Card name: NVIDIA GeForce2 MX/MX 400
Manufacturer: NVIDIA
Chip type: GeForce2 MX/MX 400
DAC type: Integrated RAMDAC
Device Key: Enum\PCI\VEN_10DE&DEV_0110&SUBSYS_00000000&REV_B2
Display Memory: 64.0 MB
Current Mode: 1024 x 768 (32 bit) (60Hz)
Monitor: Plug and Play Monitor
Monitor Max Res: 1600,1200


----------



## Guest

uninstalling and reinstalling wont make u lose ure save file


----------



## tuffguy

You might try reducing your sound acceleration. There are plenty of things that can cause this kind of error. More than likely it's a hardware or driver issue. Check your device manager list for any exclamation or question marks. Also if you had to change any bios settings in the past to get something to work you might check to see if they returned to default for some reason. 
Saved games are stored in My Documents>GTA Vice City User files. It doesn't matter how many times you uninstall/reinstall they'll still be there ready to use when you get the problem sorted out. Check your hard drive for errors. Might be a slight chance your paging file is located on a bad area of the drive. Have you installed any hardware or software since the last time you ran Vice City?


----------



## Dillio

Nothing wrong in the device manager. I havn't done anything with my bios. I have installed plenty of software since vice city. I'll try defragmenting the disks, see if that does anything.


----------



## AlexDemidov

I have the 00652f30 exception, too. I use GTA Vice City under Win XP. The problem only happens when I try to run the program as a restricted user.
If I run GTA as Administrator or Admin with full rights, it works well.
I have investigated the situation a little bit, and I'm sure - those are not rights for disk or registry access, but some else rights...


----------



## Dillio

Defragmenting the disk didn't work.


----------



## Viking_bh

I think i founded a solution, worked for me! Open the game, ( i hope at least this is working ). ALT + TAB, task manager, change your game priority to HIGH. Return to game. That's it. If you're using win95/98/ME, change the priority of DDHELP.EXE to normal too. Please answer if this tip worked for you guys!!!


----------



## AlexDemidov

The proplem is I cannot launch the game at all. The exception raises _immediately_ when I click the program icon.


----------



## grayson_seah

can u help me i have this message when i try to uninstall and install the gta vice city!!!


----------



## -1942-

Try deleting (or moving) the gta_vc.set file in ur save folder and run the game.


----------



## hellsbelle

I was having the same problems, uninstalled a gazillion times, then I uninstalled entire MSOFFICE and then reinstalled GTA and no problems. so try uninstalling that!


----------



## tarpaper

AlexDemidov said:


> The proplem is I cannot launch the game at all. The exception raises _immediately_ when I click the program icon.

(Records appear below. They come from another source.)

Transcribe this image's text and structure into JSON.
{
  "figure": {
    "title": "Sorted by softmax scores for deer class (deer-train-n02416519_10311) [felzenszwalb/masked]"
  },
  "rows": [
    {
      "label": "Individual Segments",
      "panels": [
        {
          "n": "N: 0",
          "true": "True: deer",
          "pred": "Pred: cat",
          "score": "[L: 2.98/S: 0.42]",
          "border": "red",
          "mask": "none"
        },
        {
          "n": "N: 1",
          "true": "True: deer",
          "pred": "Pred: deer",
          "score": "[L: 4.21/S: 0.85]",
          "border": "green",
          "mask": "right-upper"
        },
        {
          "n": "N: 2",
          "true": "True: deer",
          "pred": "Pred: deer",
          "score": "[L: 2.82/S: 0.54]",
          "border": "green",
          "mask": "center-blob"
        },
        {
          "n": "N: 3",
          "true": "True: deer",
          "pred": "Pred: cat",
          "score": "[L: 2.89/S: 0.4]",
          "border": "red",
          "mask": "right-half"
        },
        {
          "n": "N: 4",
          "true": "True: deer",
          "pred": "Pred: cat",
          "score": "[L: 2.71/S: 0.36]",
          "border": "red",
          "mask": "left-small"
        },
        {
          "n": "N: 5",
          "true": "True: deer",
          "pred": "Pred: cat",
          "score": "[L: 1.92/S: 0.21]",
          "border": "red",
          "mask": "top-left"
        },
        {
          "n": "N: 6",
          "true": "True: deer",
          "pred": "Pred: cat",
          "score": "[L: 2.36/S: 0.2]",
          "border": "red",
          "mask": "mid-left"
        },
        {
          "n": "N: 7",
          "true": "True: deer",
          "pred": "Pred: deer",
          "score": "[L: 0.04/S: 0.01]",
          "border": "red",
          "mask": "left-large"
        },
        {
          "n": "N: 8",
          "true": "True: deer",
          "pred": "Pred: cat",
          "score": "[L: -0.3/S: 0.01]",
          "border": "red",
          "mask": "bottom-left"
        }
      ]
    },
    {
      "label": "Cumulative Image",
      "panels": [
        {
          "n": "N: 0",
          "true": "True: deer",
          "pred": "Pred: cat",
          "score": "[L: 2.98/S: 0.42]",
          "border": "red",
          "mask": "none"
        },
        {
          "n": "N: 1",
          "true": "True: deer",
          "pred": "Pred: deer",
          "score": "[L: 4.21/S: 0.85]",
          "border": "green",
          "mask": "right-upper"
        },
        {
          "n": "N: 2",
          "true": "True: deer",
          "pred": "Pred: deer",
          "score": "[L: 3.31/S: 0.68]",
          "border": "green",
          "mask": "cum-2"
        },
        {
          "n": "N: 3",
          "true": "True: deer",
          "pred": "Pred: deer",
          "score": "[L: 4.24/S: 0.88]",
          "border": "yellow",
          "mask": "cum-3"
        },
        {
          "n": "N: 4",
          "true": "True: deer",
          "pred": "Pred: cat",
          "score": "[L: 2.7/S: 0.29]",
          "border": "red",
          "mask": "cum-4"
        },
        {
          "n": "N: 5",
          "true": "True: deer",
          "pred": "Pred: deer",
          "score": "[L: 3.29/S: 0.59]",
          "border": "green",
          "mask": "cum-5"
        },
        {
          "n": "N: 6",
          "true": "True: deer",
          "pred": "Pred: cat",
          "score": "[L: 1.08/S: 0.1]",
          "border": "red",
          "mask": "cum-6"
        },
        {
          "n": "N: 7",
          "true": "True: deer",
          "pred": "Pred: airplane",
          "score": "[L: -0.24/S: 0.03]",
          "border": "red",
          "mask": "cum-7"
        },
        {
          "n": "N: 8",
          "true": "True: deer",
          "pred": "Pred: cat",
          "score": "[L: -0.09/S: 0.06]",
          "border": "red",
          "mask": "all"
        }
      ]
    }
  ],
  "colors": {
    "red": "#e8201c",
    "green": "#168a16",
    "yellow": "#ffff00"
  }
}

I am having the same problem... haven't been able to start the game yet


----------



## tarpaper

how is msoffice related to all this? :S


----------



## Rosebullet69

i also got the c0000005 exeption... and i tryed what AlexDemidov said and it worked for me... but its not the fact that u dont have full rights... im an admin on both accounts but it only works on the default... but my address of the exception was 0064295f.. anyways... hope i could be of help... probly not lol :-| - will look into the reason behind this and reply soon... ish...


----------



## Cheesendmac

i can get into the game but right up to starting a new game unhandled exception btw i copy and paste the game onto my pc from a usb stick


----------



## PleaseHelpMeSoon

it says unhandeled execption and i have no idea wat to do i just wanna play gta is tht so complicated  please some1 help me


----------



## bonethug

I agree with the guy saying above that uninstalling and then installing the game will somehow solve the problem i had the same error which happeneds everytime after playing game for about say 5 mins then messege pop up saying....UNHANDLED EXCEPTION...but i saw that before i was using cheats with game n now i try dnt so may be these cheats n mods play some role in that//


----------